President Trump has been demanding for some time now that India halt purchases of Russian crude altogether. The sanctions have made it easier for the Indian Government to start doing it. So far, the Government’s stance has been that India would buy crude oil from whichever market it wants to. But now there is a valid reason for paring imports from Russia. External Affairs Ministry officials have been saying that the country needed to ensure stable energy prices and it would diversify energy sources “as appropriate”. With Trump also saying that the discontinuation of oil imports “is a process”, experts believe the US might now be more inclined to finalise a bilateral trade deal with India.
Now there is a valid reason for paring oil imports from Russia
 
By one estimate, substituting Russian oil with imports from other nations could cost $2.7 billion, taking the import bill up by 2 per cent as against the amount spent in the financial year 2024-25, if prices hold at these levels. Brent prices spiked to near $66 per barrel following widespread concern over the sanctions, but the gains were reversed somewhat the next day. Russia currently exports 5 million barrels a day of crude oil but experts say supplies are adequate for the moment.
Of course, any further escalation in geopolitical tensions could disrupt the market taking prices up. The good news is that an official of the Organisation of Petroleum Exporting Countries (OPEC) has indicated that the cartel would be ready to increase supplies, if needed, by the time of a scheduled ministerial meeting in late November, though he has cautioned that there has been “no official agreement or discussion” on the issue.

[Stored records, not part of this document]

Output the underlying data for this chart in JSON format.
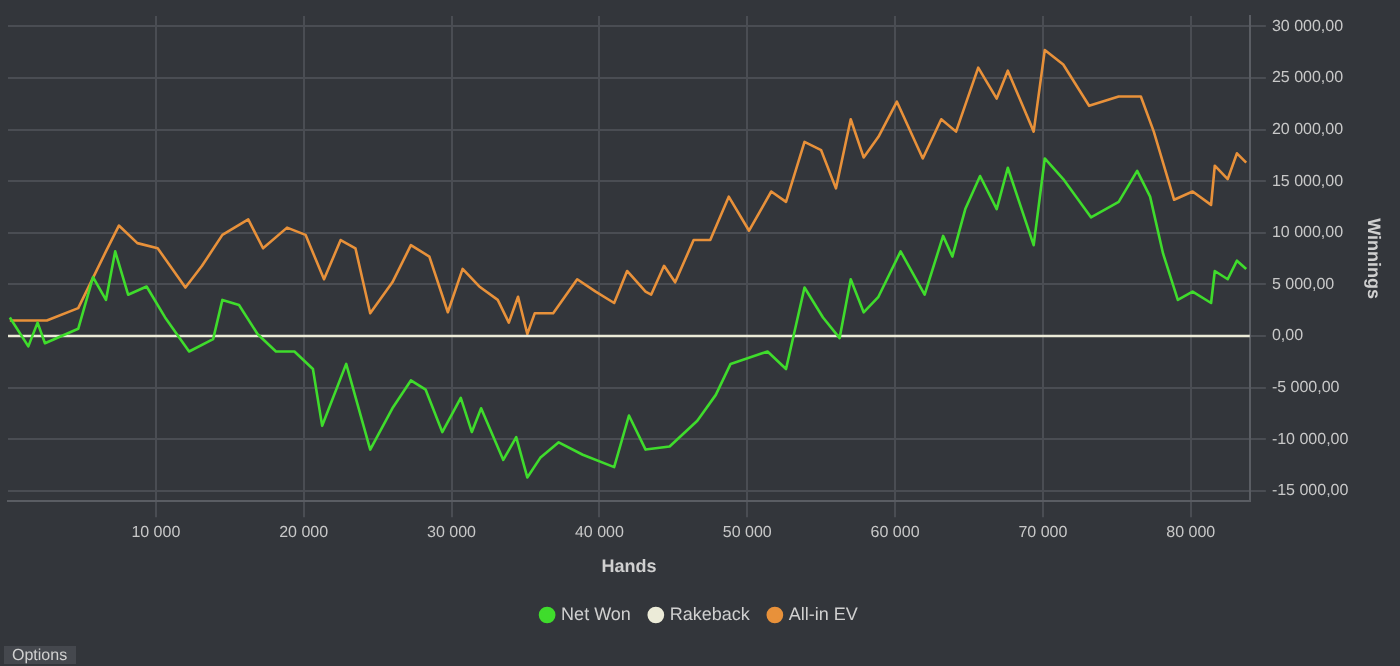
{
  "chart_data": {
    "type": "line",
    "xlabel": "Hands",
    "ylabel": "Winnings",
    "xlim": [
      0,
      84000
    ],
    "xticks": [
      {
        "value": 10000,
        "label": "10 000"
      },
      {
        "value": 20000,
        "label": "20 000"
      },
      {
        "value": 30000,
        "label": "30 000"
      },
      {
        "value": 40000,
        "label": "40 000"
      },
      {
        "value": 50000,
        "label": "50 000"
      },
      {
        "value": 60000,
        "label": "60 000"
      },
      {
        "value": 70000,
        "label": "70 000"
      },
      {
        "value": 80000,
        "label": "80 000"
      }
    ],
    "ylim": [
      -16000,
      31000
    ],
    "yticks": [
      {
        "value": -15000,
        "label": "-15 000,00"
      },
      {
        "value": -10000,
        "label": "-10 000,00"
      },
      {
        "value": -5000,
        "label": "-5 000,00"
      },
      {
        "value": 0,
        "label": "0,00"
      },
      {
        "value": 5000,
        "label": "5 000,00"
      },
      {
        "value": 10000,
        "label": "10 000,00"
      },
      {
        "value": 15000,
        "label": "15 000,00"
      },
      {
        "value": 20000,
        "label": "20 000,00"
      },
      {
        "value": 25000,
        "label": "25 000,00"
      },
      {
        "value": 30000,
        "label": "30 000,00"
      }
    ],
    "grid": true,
    "legend": "bottom",
    "marker": "none",
    "line_style": "solid",
    "annotations": [
      "Options"
    ],
    "series": [
      {
        "name": "Net Won",
        "color": "#3fdc2c",
        "x": [
          125,
          1375,
          2000,
          2500,
          4750,
          5750,
          6625,
          7250,
          8125,
          9375,
          10625,
          12250,
          13875,
          14500,
          15625,
          16875,
          18125,
          19375,
          20625,
          21250,
          22875,
          24500,
          26000,
          27250,
          28250,
          29375,
          30625,
          31375,
          32000,
          33500,
          34375,
          35125,
          36000,
          37250,
          38875,
          41000,
          42000,
          43125,
          44750,
          46625,
          47875,
          48875,
          51375,
          52625,
          53875,
          55125,
          56250,
          57000,
          57875,
          58875,
          60375,
          62000,
          63250,
          63875,
          64750,
          65750,
          66875,
          67625,
          69375,
          70125,
          71375,
          73250,
          75125,
          76375,
          77250,
          78125,
          79125,
          80125,
          81375,
          81625,
          82500,
          83125,
          83750
        ],
        "values": [
          1800,
          -1000,
          1300,
          -700,
          700,
          5700,
          3500,
          8200,
          4000,
          4800,
          1800,
          -1500,
          -300,
          3500,
          3000,
          200,
          -1500,
          -1500,
          -3200,
          -8700,
          -2700,
          -11000,
          -7000,
          -4300,
          -5200,
          -9300,
          -6000,
          -9300,
          -7000,
          -12000,
          -9800,
          -13700,
          -11800,
          -10300,
          -11500,
          -12700,
          -7700,
          -11000,
          -10700,
          -8200,
          -5700,
          -2700,
          -1500,
          -3200,
          4700,
          1800,
          -200,
          5500,
          2300,
          3800,
          8200,
          4000,
          9700,
          7700,
          12300,
          15500,
          12300,
          16300,
          8800,
          17200,
          15200,
          11500,
          13000,
          16000,
          13500,
          8000,
          3500,
          4300,
          3200,
          6300,
          5500,
          7300,
          6500
        ]
      },
      {
        "name": "Rakeback",
        "color": "#ecebd8",
        "x": [
          0,
          84000
        ],
        "values": [
          0,
          0
        ]
      },
      {
        "name": "All-in EV",
        "color": "#e8913a",
        "x": [
          125,
          2625,
          4750,
          6625,
          7500,
          8750,
          10125,
          12000,
          13125,
          14500,
          16250,
          17250,
          18875,
          20125,
          21375,
          22500,
          23500,
          24500,
          26000,
          27250,
          28500,
          29750,
          30750,
          31875,
          33125,
          33875,
          34500,
          35125,
          35625,
          36875,
          38500,
          39750,
          41000,
          41875,
          43125,
          43500,
          44375,
          45125,
          46375,
          47500,
          48750,
          50125,
          51625,
          52625,
          53875,
          55000,
          56000,
          57000,
          57875,
          58875,
          60125,
          61875,
          63125,
          64125,
          65625,
          66875,
          67625,
          69375,
          70125,
          71375,
          73125,
          75125,
          76625,
          77500,
          78875,
          80125,
          81375,
          81625,
          82500,
          83125,
          83750
        ],
        "values": [
          1500,
          1500,
          2700,
          8200,
          10700,
          9000,
          8500,
          4700,
          6800,
          9800,
          11300,
          8500,
          10500,
          9800,
          5500,
          9300,
          8500,
          2200,
          5200,
          8800,
          7700,
          2300,
          6500,
          4800,
          3500,
          1300,
          3800,
          200,
          2200,
          2200,
          5500,
          4300,
          3200,
          6300,
          4300,
          4000,
          6800,
          5200,
          9300,
          9300,
          13500,
          10200,
          14000,
          13000,
          18800,
          18000,
          14300,
          21000,
          17300,
          19300,
          22700,
          17200,
          21000,
          19800,
          26000,
          23000,
          25700,
          19800,
          27700,
          26300,
          22300,
          23200,
          23200,
          19800,
          13200,
          14000,
          12700,
          16500,
          15200,
          17700,
          16800
        ]
      }
    ]
  }
}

For India, a trade pact with the US would outweigh losses from a bigger oil import bill, especially if US tariffs are finalised at 15-16 per cent as is being talked about. Already, the country’s exports to the US have fallen 12 per cent in September, and labour-intensive sectors are understood to have been badly impacted. India’s total exports of gems and jewellery, for instance, slowed to 0.4 per cent year-on-year (y-o-y) in September versus 15.6 per cent y-o-y in August. A recovery in exports to the US would ease the pressure on the trade deficit and the currency, cushioning the impact of a bigger oil bill.
Trump’s renewed emphasis on sanctions reflects both his instinct for negotiation through pressure and his reluctance towards military involvement. Yet, the policy also risks collateral consequences for allies and partners. For India, this phase presents a test of its diplomatic agility. While it continues to champion dialogue and peace, its heavy dependence on imported energy remains an Achilles’ heel.